Search
Question: limma: how to use pairing and adjust for covariates
1
gravatar for gregory.l.stone
7 months ago by
gregory.l.stone10 wrote:

I am interested in looking at the differences in the effect of a condition on each sex. The contrast I am interested in is (Female.post - Female.pre) - (Male.post - Male.pre). I am uncertain as to how best incorporate pairing into my study and adjust for covariates.

One way I have tried to incorporate pairing is to randomize the patient effect by using duplicateCorrelation(). My design is therefore:

f = paste(dge$samples$sex, dge$samples$condition, sep = ".")
f = factor(f, levels = c("Male.pre", "Male.post", "Female.pre", "Female.post"))

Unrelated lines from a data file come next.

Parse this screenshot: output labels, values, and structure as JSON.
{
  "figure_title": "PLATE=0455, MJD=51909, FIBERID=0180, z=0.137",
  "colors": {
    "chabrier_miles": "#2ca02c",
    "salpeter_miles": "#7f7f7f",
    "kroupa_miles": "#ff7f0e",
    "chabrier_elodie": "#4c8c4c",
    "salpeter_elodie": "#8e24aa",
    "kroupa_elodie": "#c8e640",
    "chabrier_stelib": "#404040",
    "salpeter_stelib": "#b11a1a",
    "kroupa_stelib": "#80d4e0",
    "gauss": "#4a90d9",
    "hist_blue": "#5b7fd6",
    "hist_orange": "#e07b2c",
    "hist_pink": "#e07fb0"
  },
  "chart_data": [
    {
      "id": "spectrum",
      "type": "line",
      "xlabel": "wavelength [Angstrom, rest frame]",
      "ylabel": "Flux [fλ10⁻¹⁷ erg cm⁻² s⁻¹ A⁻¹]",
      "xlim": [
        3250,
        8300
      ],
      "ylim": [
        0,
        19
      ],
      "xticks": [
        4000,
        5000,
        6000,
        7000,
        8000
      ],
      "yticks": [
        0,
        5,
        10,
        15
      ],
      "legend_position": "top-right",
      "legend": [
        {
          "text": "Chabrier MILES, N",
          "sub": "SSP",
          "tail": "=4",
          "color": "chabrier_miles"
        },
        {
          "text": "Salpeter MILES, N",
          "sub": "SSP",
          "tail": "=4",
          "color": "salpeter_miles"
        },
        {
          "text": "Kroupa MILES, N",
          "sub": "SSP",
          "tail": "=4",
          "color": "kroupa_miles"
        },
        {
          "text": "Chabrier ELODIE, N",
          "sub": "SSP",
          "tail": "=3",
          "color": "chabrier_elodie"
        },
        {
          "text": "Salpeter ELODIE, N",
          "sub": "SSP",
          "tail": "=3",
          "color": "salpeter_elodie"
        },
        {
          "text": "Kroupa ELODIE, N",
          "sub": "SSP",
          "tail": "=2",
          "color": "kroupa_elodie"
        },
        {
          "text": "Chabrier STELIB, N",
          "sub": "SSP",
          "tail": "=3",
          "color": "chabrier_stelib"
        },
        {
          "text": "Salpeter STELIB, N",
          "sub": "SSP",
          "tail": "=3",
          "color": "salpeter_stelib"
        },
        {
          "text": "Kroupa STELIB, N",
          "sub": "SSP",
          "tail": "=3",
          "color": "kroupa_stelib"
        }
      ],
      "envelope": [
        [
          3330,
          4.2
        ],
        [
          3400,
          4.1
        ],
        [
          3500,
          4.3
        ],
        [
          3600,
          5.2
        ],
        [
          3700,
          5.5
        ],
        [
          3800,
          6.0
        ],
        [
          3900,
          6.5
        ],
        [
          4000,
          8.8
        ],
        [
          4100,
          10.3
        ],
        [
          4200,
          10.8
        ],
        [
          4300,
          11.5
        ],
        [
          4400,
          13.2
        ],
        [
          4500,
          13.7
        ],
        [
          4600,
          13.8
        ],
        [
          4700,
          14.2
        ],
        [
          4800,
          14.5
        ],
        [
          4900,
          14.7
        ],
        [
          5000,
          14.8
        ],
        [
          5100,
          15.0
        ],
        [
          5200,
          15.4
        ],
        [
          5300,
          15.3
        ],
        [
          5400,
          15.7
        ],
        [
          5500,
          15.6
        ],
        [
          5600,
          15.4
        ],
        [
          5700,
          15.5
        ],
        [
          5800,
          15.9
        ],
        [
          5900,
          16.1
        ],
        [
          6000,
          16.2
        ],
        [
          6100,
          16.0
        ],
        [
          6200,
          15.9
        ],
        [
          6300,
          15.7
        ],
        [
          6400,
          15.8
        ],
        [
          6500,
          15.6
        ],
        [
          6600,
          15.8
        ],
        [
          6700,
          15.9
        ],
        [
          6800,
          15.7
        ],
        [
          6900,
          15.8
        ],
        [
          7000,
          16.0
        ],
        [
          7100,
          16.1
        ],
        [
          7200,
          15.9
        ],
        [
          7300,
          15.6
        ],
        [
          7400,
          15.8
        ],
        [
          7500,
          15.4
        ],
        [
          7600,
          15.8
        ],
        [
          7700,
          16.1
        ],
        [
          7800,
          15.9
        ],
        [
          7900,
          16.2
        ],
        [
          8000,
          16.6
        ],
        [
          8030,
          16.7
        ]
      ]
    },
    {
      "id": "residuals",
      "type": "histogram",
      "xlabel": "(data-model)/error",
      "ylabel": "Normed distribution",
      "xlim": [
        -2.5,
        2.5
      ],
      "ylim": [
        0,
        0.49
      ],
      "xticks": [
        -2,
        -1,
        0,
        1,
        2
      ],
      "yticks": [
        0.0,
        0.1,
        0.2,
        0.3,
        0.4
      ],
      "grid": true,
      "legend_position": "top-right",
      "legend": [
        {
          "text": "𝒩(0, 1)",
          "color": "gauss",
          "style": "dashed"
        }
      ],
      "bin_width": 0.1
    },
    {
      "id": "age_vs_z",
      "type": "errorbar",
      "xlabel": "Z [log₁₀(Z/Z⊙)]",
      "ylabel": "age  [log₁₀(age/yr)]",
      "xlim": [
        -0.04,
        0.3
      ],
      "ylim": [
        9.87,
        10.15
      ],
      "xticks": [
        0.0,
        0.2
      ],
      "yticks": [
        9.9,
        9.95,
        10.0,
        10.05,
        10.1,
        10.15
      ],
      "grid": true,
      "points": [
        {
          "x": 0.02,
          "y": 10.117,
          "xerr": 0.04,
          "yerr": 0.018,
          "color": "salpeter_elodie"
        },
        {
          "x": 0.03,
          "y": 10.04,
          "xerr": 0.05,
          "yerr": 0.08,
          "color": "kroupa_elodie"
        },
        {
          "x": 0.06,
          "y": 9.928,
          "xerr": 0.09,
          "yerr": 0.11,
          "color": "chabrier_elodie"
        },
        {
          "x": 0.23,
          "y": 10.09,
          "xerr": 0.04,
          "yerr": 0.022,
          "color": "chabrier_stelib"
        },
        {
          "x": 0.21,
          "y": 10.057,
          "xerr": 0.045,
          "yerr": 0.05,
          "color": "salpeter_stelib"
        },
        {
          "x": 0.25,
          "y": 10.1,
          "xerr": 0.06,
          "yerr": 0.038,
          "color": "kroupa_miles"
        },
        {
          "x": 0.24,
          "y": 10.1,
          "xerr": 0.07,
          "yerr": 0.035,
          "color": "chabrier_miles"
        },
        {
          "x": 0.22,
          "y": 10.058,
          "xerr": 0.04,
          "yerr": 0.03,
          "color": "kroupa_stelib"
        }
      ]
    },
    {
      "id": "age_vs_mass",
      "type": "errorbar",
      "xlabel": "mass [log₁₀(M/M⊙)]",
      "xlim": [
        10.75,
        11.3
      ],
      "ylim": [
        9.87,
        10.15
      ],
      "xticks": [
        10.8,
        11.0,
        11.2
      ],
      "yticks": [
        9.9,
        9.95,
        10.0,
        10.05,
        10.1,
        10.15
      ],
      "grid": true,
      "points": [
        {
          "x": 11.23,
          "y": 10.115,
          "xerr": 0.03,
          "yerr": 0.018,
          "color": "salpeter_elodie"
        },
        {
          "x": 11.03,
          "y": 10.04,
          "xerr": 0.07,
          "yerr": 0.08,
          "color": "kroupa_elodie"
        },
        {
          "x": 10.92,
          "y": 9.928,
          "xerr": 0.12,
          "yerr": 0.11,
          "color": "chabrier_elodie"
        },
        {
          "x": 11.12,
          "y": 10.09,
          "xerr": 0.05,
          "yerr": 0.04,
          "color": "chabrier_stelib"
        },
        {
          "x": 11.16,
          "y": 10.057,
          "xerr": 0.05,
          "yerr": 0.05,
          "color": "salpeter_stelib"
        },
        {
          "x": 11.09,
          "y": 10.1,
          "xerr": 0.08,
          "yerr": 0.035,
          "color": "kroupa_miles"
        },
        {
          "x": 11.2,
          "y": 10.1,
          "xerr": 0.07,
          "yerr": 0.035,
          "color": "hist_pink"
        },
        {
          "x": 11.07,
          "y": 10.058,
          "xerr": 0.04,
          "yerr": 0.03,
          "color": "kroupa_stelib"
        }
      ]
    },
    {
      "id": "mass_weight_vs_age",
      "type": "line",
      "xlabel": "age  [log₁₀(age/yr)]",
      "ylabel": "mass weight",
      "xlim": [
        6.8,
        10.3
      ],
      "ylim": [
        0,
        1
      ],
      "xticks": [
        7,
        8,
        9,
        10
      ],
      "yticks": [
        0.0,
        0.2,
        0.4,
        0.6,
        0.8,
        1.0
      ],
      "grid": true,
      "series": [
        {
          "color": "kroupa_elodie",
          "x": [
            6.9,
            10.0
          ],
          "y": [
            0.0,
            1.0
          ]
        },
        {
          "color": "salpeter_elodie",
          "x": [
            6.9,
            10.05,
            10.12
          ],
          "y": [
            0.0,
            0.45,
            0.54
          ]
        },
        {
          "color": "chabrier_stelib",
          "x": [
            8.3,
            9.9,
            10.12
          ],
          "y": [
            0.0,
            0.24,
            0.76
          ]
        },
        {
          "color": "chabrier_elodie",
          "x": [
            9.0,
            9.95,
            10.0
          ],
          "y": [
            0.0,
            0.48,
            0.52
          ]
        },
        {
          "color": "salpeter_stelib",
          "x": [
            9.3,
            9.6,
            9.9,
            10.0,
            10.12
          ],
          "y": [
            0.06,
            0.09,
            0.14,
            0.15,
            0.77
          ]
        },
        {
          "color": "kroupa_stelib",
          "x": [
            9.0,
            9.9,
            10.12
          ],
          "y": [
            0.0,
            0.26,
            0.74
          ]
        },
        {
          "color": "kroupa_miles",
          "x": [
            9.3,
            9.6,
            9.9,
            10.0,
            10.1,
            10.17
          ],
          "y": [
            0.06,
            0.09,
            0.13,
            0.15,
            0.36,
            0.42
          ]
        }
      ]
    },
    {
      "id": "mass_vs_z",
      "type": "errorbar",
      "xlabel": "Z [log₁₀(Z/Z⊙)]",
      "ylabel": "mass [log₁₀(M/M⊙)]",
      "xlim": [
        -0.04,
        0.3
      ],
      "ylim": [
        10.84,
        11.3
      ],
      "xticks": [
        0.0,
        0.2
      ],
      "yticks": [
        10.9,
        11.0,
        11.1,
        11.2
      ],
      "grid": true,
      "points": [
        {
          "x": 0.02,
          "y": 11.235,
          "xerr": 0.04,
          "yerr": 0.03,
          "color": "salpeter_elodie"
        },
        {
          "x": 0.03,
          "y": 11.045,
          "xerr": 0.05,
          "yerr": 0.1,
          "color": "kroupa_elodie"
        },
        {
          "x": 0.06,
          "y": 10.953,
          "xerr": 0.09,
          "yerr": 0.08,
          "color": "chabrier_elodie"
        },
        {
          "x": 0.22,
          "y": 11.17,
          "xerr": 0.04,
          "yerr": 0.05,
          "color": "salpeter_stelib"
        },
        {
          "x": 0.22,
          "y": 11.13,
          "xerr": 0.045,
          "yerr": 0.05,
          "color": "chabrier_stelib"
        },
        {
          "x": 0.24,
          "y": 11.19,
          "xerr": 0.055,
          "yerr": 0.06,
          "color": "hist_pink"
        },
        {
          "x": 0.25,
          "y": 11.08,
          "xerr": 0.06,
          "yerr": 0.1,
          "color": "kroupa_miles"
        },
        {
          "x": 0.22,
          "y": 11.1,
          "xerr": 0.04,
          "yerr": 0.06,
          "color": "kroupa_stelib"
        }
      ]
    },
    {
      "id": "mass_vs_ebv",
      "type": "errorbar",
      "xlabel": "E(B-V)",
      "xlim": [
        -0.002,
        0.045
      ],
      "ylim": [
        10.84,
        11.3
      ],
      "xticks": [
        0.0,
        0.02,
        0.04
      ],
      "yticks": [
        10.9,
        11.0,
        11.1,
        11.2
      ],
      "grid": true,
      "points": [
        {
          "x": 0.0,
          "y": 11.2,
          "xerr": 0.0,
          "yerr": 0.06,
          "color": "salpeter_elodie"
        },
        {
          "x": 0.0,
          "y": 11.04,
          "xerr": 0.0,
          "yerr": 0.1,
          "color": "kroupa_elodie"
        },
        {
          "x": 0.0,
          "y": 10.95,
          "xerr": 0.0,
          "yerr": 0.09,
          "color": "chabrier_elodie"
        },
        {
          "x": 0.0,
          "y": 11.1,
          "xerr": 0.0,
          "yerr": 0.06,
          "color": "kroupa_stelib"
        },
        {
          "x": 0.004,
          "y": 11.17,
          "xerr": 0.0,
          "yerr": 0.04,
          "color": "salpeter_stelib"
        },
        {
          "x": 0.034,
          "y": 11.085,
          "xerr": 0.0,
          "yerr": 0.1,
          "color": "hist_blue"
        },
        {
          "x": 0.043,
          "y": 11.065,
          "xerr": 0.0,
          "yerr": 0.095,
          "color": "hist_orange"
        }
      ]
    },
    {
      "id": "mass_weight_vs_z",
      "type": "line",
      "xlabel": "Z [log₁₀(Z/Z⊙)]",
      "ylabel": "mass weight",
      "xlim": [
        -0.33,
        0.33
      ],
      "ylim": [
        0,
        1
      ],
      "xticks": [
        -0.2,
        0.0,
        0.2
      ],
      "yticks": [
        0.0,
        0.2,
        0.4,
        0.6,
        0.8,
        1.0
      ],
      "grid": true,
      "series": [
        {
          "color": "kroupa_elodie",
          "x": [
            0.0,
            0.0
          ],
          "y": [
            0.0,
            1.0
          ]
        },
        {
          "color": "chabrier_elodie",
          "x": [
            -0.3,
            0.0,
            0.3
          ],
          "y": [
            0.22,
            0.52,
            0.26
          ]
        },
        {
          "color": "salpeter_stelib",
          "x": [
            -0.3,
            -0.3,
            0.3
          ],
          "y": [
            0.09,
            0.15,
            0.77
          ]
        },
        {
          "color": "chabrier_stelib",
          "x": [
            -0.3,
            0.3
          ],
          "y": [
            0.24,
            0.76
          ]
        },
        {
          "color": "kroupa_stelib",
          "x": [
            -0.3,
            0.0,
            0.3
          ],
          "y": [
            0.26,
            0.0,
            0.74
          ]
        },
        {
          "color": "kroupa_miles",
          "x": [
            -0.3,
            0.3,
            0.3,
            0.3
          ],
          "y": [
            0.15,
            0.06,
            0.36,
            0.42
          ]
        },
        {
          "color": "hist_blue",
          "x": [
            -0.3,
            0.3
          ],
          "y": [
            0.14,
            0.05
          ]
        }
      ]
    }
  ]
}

d = model.matrix(~ 0 + f + age + dm + axc, colData)

cont = makeContrasts(M.PvP="fMale.post-fMale.pre", F.PvP="fFemale.post-fFemale.pre", sexDiff="(fFemale.post-fFemale.pre) - (fMale.post-fMale.pre)", levels = d)

where colData is my list of covariates, dge&samples is the colData object in my dge object containing all sample an count info, M.PvP is the effect of condition on males, F.PvP is the effect of condition of females, and sexDiff is the contrast of interest (the difference in the effect of condition on each sex). I get around 274 genes for the contrast of interest.

However, I am concerned that using duplicateCorrelation() in addition to adjusting for covariates in the design matrix is over-adjusting and assumes a linear relationship between my outcome and my covariates.

So another strategy I have tried is to block for the pairing effect in the design matrix as such:

design <- model.matrix(~ patient + sex:condition, colData)
design <- design[,!grepl("pre", colnames(design))]
colnames(design) <- sub(":", "_", colnames(design))
con <- makeContrasts(sexDiff = "sexFemale_conditionpost - sexMale_conditionpost", levels=design)

However, when I go to do my fit, I get the error "In contrasts.fit(fit, con) : row names of contrasts don't match col names of coefficients". Additionally, I only get 6 genes in my contrast of interest.

 

What strategy should I be going with? Thank you so much for taking the time to help!

ADD COMMENTlink modified 7 months ago by Aaron Lun17k • written 7 months ago by gregory.l.stone10

If you got an error in your second approach, how did you still manage to test for DE genes with that contrast? In any case, provide a minimum working example that can recapitulate the error.

ADD REPLYlink modified 7 months ago • written 7 months ago by Aaron Lun17k

When I make my contrast matrix (following con <- makeContrasts(sexDiff = "sexFemale_conditionpost - sexMale_conditionpost", levels=design)), I get the following message: Warning message: In makeContrasts(sexDiff = "sexFemale_conditionpost - sexMale_conditionpost",  : Renaming (Intercept) to Intercept

When I make my fit based on my contrast matrix (fit = lmfit(voom, design) fit2 = contrasts.fit(fit, con)) I get the following:

Warning message:
In contrasts.fit(fit, con) :
  row names of contrasts don't match col names of coefficients

 

Limma still allows me to create these objects

 

ADD REPLYlink written 7 months ago by gregory.l.stone10

That's a warning, not an error.

ADD REPLYlink written 7 months ago by Aaron Lun17k
1
gravatar for Aaron Lun
7 months ago by
Aaron Lun17k
Cambridge, United Kingdom
Aaron Lun17k wrote:

I would go with your second approach, i.e., block on patient in the design matrix. duplicateCorrelation is somewhat anticonservative so the greater number of DE genes in your first approach is not a surprise. There are also a number of assumptions (e.g., homogeneity of patient effects) and compromises (e.g., using the same consensus correlation for all genes) involved in using duplicateCorrelation, in addition to the linearity issues you've already mentioned. All of this is avoided with the second approach, albeit with some loss of power as information is spent on estimating the patient effects. Fewer DE genes, perhaps, but better safe than sorry.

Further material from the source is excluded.